Bölüm 66

681 19 1
                                    

Soylemeyi unutmusum. Gecen bolume herhangi bir olumsuz yorum gelmesi durumunda kaldiracagim. Bilginize...




Yazan'dan

Asaf odaya girdiğinde biraz sonra kadını uyandıracak olsa da sessiz olmaya çalışıyordu yine de. Arkası kendine dönük şekilde uyuyan kadına bakıp iç çekti.

Yatağın etrafından dolaşırken kadının, kendi yastığını kullandığını fark ettiğinde dudakları daha da genişledi. Bu manzarayı biliyor ve görüyordu ama tüm bunlar, manzaranın mevcut güzelliğini gölgeleyemiyordu.

Usulca yatağa yerleşip dirseğini, kadının yatmakta olduğu yastığa dayadı ve saçlarını okşamaya başladı. İç çekme isteğine asla ket vurmayıp kadının tenini ısıttı.

"Afitap..." dedi yumuşak bir tonda. "Birtanem..."

Yanağını başparmağı ve bazen de parmaklarının sırtı ile okşarken birinin kalbine huzur pompaladığı ve pompalarken de havanın göğsünü şişirdiğini hissediyordu.

Afitap'ta değişiklik olmayınca sesinin şiddetini arttırdı.

"Afitap..."

Afitap homurdanarak kıpırdandı.

"Güzelim, kalk hadi. Yemek yemen lazım. Hem krem sürmem lazım sana."

Afitap o kadar uykuluydu ki Asaf'ın dediklerini umursamıyordu bile. "Uyuyacağım ben." dedi ağzının içinde dönen kelimelerle. Asaf anlayabilmişti neyse ki.

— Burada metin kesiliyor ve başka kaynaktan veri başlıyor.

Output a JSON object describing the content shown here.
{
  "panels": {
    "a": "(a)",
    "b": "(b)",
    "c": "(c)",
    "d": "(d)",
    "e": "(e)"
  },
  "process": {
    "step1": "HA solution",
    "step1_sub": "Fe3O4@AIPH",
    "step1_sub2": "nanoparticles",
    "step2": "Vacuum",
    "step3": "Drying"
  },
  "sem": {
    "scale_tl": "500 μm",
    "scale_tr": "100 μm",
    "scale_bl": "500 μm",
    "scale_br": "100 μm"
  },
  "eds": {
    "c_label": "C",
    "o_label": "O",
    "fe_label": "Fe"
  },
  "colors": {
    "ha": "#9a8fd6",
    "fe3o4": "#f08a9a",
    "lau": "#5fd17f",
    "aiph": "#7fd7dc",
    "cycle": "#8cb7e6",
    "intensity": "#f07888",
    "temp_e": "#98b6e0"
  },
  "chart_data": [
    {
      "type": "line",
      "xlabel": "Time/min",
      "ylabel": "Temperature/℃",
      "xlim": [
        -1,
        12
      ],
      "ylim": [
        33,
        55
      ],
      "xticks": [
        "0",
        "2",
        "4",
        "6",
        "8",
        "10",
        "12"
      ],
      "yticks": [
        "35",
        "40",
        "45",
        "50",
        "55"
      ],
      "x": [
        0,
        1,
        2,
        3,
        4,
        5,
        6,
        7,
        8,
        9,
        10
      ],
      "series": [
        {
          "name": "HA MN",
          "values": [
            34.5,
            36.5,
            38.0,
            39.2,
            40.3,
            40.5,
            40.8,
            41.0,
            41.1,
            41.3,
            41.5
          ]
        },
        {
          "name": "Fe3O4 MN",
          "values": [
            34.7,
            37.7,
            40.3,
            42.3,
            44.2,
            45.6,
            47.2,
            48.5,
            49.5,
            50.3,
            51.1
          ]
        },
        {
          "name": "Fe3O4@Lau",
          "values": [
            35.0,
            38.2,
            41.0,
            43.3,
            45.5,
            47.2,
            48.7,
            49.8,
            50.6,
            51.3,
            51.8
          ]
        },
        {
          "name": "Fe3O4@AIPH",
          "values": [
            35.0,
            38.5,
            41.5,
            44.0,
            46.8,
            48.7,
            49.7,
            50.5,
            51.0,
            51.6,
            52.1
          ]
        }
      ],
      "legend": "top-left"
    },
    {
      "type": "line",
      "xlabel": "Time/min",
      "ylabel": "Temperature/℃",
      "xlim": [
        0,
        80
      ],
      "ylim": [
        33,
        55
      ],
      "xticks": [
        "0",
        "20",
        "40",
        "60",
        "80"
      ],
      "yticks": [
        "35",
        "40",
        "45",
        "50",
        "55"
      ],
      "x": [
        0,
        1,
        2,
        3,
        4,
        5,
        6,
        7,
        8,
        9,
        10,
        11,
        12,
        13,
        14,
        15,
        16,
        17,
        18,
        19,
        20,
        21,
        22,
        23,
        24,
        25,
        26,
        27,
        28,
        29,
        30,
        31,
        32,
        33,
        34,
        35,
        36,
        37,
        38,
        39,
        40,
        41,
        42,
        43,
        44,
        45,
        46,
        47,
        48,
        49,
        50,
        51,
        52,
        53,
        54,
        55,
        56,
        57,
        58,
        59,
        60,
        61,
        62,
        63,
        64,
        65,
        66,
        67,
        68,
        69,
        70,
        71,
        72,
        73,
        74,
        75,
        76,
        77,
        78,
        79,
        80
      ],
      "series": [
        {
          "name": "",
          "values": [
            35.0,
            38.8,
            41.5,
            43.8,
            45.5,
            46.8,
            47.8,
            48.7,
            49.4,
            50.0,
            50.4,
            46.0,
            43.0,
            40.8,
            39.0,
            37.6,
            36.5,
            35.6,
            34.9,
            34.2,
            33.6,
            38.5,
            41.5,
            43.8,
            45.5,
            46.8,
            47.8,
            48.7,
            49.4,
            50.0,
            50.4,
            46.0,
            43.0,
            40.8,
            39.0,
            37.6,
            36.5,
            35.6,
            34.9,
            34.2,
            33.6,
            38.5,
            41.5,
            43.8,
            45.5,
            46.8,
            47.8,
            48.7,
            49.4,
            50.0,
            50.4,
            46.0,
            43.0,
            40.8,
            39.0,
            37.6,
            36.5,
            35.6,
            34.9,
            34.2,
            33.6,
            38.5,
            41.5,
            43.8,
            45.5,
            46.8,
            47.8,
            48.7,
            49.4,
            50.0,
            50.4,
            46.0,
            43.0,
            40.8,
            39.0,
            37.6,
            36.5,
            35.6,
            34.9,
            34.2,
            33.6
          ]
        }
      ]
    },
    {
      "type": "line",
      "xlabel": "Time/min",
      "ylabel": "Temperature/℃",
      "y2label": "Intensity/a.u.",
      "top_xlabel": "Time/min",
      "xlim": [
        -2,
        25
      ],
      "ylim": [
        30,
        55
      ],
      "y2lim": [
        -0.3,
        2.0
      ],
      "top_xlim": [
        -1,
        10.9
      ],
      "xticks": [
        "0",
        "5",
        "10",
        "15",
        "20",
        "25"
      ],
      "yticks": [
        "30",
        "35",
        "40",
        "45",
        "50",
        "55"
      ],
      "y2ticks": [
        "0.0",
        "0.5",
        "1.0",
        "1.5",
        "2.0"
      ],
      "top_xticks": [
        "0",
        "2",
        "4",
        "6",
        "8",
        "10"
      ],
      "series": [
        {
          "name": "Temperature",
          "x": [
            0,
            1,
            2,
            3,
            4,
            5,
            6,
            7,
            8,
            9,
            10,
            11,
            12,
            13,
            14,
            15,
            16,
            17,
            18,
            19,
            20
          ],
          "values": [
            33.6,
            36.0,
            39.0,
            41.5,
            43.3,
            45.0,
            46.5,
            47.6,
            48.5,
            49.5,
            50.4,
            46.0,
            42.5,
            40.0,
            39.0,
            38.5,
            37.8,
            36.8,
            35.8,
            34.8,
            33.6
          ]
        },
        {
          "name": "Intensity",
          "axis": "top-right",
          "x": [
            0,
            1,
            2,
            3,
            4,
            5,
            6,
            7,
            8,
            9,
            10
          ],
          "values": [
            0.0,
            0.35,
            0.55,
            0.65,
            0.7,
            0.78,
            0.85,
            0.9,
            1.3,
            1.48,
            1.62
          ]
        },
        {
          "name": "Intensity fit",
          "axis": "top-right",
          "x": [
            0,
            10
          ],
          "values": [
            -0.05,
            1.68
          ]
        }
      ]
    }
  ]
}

"Sonra tekrar uyursun, birtanem. Kalk hadi." Saçlarını okşarken bir yandan da kendini suçlamakla meşguldü. Kendini tutabilseydi bu hâlde olmayacaktı karısı. Bunun olacağını bile bile kadına engel olmamıştı.

"Asaf lütfen..." dedi ağlar gibi Afitap. Çünkü bu uykuya çok ihtiyacı vardı. 4 saattir uyuyor olduğuna, vahiy gelse bile inanmazdı.

Dudaklarını kadının şakağına bastırdı. Deminden üzerine yattığı için sıcaktı. "Birtanem hadi..." Yanağını okşarken kadının iç çekmesi dudağını kıvırdı. Dudağını sürttü tenine ve istediğini aldı yoğun bir biçimde.

"Asaf, uykumu açıyorsun." dedi huysuzca Afitap ve adamı itmeye çalıştı. Bir dirseğinden destek alarak kadının üzerine doğru eğildiği için iki elini tutamasa da birini elinin içine alıp dudaklarına götürdü. Sert bir şekilde bastırırken "Kalkmalısın, birtanem." dedi.

Asaf'ın nefesi içini yakıp kanını kaynattı, fokurtusu dudakları arasından cılız bir şekilde çıktı. "Aşkım..." dedi acınası bir sesle. Uyumak istiyordu ama Asaf izin vermiyordu.

"Birtanem..." Sesi yoğun çıkmıştı beklenmedik bir şekilde Asaf'ın. "Hadi, yapacağım şeyi bilincin açıkken yapmak istiyorum."

Bir süredir beyni yerine vajinasını kullanan Afitap gözlerini kocaman açtı. Yürüyemiyordu ama... Asaf da böyle... Sözleri... Allak bullak olan aklı, kırpışan kirpikleri ile tezahür etti.

Afitap'ın o hâlini gören ve beyninden geçenleri anlayan Asaf kahkaha atmaya başladı. Bu kadın, adamı öldürecekti bir şekilde...

Asaf'ın neden güldüğünü anlamasa da kendisine güldüğünü idrak edebiliyordu Afitap. Gülüşü ve sesi güzel olabilirdi, kalbini çarptırıyor olabilirdi ama kendisine güldüğü gerçeğini değiştirmiyordu!

Uykusu açılırken huysuzca ittirdi Asaf'ı. "Ne gülüyorsun?"

"Güzelim, sen ne kadar fesatsın!" dedi kahkahası tamamen kesilmezken. Kafasını eğip boynuna buseler dizmeye başladı. Afitap istemem yan cebime koy politikası ile adamı ittirmeye çalıştı ama Asaf, artık kendisini uzandırıp tamamen üzerine abandığı için pek başarılı olamamıştı.